Important

You are viewing documentation for an older version of Confluent Platform. For the latest, click here.

Python

In this tutorial, you will run a Python client application that produces messages to and consumes messages from an Apache Kafka® cluster.

After you run the tutorial, view the provided source code and use it as a reference to develop your own Kafka client application.

Prerequisites

Client

  • A functioning Python environment with the Confluent Python Client for Apache Kafka installed.

  • You can use Virtualenv and run the following commands to create a virtual environment with the client installed.

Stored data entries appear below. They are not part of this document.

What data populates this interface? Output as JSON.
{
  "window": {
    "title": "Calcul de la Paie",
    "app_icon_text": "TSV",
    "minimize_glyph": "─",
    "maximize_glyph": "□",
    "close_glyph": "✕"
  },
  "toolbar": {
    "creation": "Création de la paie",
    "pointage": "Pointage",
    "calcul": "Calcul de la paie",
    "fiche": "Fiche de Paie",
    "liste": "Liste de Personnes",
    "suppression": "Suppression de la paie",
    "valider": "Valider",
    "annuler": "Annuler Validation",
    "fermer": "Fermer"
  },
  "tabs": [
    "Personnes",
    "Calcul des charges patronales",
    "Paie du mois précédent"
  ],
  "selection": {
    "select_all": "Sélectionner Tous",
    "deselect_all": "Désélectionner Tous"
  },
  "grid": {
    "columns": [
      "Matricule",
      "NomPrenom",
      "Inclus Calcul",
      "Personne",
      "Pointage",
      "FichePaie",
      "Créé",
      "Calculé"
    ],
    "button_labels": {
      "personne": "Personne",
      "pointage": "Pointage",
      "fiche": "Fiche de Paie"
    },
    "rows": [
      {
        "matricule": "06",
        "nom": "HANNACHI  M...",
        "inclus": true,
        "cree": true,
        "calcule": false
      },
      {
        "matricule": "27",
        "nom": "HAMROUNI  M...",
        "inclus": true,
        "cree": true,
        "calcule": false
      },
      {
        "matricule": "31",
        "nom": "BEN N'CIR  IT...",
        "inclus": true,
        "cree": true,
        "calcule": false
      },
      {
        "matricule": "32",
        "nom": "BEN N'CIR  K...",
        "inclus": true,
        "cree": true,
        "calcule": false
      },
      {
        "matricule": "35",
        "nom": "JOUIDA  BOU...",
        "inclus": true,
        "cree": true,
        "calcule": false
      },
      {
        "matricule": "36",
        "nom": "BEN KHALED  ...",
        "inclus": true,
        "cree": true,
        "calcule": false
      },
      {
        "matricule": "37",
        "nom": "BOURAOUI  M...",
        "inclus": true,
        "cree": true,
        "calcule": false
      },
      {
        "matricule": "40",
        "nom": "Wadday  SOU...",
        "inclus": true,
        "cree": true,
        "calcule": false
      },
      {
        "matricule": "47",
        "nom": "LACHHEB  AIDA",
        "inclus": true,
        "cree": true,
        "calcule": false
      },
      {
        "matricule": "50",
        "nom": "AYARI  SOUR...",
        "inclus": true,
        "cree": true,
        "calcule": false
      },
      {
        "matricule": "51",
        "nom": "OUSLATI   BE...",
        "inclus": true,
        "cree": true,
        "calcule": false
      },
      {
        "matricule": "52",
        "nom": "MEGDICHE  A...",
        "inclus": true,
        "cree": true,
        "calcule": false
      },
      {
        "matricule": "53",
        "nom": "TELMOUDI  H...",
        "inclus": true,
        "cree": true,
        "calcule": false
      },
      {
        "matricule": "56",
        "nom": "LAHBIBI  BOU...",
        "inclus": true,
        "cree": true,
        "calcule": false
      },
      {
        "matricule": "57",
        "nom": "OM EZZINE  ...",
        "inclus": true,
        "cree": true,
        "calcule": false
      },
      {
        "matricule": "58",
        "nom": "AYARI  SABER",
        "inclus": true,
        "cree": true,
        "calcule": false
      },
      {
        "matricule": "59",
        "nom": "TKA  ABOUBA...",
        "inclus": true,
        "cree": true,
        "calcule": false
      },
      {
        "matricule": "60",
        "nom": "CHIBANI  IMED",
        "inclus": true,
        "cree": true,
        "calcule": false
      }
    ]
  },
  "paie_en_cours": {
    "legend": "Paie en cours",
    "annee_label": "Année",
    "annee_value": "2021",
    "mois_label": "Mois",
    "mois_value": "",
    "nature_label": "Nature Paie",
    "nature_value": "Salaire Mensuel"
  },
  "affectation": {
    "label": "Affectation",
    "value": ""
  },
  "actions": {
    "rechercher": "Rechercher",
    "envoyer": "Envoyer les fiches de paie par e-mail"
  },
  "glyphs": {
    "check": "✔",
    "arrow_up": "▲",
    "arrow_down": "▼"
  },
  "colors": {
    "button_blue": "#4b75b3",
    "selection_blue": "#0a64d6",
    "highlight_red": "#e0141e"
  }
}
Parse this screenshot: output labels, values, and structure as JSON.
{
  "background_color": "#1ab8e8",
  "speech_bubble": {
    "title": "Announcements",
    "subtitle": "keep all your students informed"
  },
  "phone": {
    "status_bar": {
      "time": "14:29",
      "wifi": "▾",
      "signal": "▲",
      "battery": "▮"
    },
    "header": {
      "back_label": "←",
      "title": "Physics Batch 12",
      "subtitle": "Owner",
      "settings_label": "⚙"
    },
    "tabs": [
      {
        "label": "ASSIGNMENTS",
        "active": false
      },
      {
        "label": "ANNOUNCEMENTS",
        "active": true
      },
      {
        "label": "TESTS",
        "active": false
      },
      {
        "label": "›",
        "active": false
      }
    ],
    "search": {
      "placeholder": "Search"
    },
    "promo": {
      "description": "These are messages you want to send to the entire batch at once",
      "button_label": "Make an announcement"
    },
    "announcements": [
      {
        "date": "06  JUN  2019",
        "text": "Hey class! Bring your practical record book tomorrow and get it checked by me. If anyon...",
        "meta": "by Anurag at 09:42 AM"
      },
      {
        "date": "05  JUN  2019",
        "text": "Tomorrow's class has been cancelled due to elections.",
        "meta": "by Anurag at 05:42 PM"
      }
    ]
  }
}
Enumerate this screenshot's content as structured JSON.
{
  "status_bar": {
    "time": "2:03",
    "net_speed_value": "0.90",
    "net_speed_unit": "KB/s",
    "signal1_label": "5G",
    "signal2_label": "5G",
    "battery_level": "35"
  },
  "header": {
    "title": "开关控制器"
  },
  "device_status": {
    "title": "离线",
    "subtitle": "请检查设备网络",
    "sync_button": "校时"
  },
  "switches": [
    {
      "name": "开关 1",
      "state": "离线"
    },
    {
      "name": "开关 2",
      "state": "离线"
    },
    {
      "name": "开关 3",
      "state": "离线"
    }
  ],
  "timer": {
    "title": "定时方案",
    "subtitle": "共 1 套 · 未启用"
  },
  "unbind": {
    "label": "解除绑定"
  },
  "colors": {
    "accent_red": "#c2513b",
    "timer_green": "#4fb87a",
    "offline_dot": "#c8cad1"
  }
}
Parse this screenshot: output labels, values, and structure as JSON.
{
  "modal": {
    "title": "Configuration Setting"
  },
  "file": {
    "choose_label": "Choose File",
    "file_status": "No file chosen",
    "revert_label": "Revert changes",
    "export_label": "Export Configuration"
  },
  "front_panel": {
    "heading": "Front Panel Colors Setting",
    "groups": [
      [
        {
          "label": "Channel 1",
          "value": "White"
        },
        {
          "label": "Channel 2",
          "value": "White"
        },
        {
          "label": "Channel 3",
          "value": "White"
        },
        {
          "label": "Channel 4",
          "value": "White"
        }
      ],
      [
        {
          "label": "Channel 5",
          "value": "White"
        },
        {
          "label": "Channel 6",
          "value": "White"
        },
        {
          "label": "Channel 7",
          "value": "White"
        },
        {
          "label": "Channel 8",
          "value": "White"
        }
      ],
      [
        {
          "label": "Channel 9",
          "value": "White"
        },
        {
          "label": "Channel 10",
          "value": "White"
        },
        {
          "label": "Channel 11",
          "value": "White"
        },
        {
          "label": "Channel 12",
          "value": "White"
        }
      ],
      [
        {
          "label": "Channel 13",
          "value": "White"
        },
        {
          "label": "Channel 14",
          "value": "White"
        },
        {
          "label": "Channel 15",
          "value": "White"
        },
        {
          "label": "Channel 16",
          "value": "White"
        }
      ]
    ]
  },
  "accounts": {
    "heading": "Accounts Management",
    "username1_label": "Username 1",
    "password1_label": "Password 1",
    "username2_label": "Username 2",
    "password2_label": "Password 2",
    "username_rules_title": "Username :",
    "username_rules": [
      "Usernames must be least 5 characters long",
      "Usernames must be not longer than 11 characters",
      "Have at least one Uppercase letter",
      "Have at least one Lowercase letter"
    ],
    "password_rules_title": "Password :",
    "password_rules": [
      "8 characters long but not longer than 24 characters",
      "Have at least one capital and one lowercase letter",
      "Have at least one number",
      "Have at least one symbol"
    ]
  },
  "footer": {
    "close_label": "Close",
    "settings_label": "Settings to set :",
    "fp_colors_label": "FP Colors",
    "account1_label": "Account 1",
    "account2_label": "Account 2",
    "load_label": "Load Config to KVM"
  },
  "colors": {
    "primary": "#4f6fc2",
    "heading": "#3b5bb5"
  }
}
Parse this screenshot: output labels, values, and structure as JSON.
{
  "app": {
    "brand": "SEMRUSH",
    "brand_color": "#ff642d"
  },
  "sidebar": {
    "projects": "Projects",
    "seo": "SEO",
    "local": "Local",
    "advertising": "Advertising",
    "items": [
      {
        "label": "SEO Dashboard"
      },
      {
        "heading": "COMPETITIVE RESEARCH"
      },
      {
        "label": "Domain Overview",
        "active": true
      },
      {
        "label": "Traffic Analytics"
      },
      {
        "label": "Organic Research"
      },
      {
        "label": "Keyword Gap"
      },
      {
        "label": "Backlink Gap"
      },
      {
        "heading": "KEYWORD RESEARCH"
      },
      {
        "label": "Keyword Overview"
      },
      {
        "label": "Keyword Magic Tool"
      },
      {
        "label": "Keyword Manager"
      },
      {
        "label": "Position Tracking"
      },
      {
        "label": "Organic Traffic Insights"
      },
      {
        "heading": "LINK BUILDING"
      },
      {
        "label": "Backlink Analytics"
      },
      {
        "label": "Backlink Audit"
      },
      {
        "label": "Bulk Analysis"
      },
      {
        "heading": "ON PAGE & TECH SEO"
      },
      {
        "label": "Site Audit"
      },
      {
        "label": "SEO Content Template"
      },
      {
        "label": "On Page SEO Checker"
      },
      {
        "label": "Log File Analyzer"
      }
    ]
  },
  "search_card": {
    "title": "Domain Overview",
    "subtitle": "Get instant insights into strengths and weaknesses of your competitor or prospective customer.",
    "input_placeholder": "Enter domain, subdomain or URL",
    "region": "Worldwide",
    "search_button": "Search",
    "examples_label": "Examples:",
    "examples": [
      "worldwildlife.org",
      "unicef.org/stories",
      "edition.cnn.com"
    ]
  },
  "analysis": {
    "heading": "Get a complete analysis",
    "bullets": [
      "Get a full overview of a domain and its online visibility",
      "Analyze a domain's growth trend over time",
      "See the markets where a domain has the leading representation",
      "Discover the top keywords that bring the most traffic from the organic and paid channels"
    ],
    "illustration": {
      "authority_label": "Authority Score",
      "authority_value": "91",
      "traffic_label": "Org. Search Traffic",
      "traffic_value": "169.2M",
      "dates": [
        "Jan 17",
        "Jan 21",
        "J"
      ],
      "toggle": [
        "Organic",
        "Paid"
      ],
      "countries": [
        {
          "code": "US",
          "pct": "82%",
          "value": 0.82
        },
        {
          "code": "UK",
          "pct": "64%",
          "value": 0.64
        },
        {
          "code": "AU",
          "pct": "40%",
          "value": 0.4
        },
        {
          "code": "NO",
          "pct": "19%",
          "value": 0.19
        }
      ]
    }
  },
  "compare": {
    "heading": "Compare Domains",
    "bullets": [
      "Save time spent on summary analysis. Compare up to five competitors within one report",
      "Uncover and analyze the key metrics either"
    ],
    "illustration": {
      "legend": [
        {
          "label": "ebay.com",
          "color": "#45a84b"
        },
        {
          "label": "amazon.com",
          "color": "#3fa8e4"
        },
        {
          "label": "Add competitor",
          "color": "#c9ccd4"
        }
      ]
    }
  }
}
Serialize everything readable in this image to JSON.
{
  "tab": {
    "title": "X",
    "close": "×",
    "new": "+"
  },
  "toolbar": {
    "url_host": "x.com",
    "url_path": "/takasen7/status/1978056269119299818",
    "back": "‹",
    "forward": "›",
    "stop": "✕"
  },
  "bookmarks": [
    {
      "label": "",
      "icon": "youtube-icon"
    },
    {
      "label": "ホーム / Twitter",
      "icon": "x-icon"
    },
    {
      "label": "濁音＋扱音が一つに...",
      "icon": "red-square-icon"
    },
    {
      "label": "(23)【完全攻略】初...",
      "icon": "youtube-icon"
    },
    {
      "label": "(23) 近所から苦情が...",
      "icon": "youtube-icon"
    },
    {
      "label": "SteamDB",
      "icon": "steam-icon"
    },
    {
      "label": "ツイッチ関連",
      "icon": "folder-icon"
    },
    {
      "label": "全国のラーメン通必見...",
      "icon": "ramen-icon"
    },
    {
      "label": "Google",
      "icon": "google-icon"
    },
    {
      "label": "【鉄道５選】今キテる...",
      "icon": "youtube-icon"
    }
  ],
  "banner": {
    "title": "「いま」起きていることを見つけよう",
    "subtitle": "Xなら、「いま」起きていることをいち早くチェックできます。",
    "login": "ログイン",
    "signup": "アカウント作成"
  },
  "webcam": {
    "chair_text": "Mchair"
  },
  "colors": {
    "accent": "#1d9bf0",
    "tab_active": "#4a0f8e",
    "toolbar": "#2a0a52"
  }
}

    virtualenv ccloud-venv
    source ./ccloud-venv/bin/activate
    pip install -r requirements.txt
    
  • Check your confluent-kafka library version. The requirements.txt file specifies a version of the confluent-kafka library >= 1.4.2 which is required for the latest Serialization API demonstrated here. If you install the library manually or globally, the same version requirements apply.

Configure SSL trust store

Depending on your operating system or Linux distro you may need to take extra steps to set up the SSL CA root certificates. If your system doesn’t have the SSL CA root certificates properly set up, you may receive an error message similar to the following:

%3|1554125834.196|FAIL|rdkafka#producer-2| [thrd:sasl_ssl://pkc-epgnk.us-central1.gcp.confluent.cloud\:9092/boot]: sasl_ssl://pkc-epgnk.us-central1.gcp.confluent.cloud\:9092/bootstrap: Failed to verify broker certificate: unable to get issuer certificate (after 626ms in state CONNECT)
%3|1554125834.197|ERROR|rdkafka#producer-2| [thrd:sasl_ssl://pkc-epgnk.us-central1.gcp.confluent.cloud\:9092/boot]: sasl_ssl://pkc-epgnk.us-central1.gcp.confluent.cloud\:9092/bootstrap: Failed to verify broker certificate: unable to get issuer certificate (after 626ms in state CONNECT)
%3|1554125834.197|ERROR|rdkafka#producer-2| [thrd:sasl_ssl://pkc-epgnk.us-central1.gcp.confluent.cloud\:9092/boot]: 1/1 brokers are down
macOS

On newer versions of macOS (for example, 10.15), you may need to add an additional dependency:

pip install certifi

Add the ssl.ca.location property to the config dict object in producer.py and consumer.py, and its value should correspond to the location of the appropriate CA certificates file on your host:

ssl.ca.location: '/Library/Python/3.7/site-packages/certifi/cacert.pem'
CentOS
sudo yum reinstall ca-certificates

Add the ssl.ca.location property to the config dict object in producer.py and consumer.py, and its value should correspond to the location of the appropriate CA certificates file on your host:

ssl.ca.location: '/etc/ssl/certs/ca-bundle.crt'

For more information, see the librdkafka documentation on which this Python producer is built.

Kafka Cluster

  • You can use this tutorial with a Kafka cluster in any environment:
  • If you are running on Confluent Cloud, you must have access to a Confluent Cloud cluster
    • The first 20 users to sign up for Confluent Cloud and use promo code C50INTEG will receive an additional $50 free usage (details)

Setup

  1. Clone the confluentinc/examples GitHub repository and check out the 5.5.15-post branch.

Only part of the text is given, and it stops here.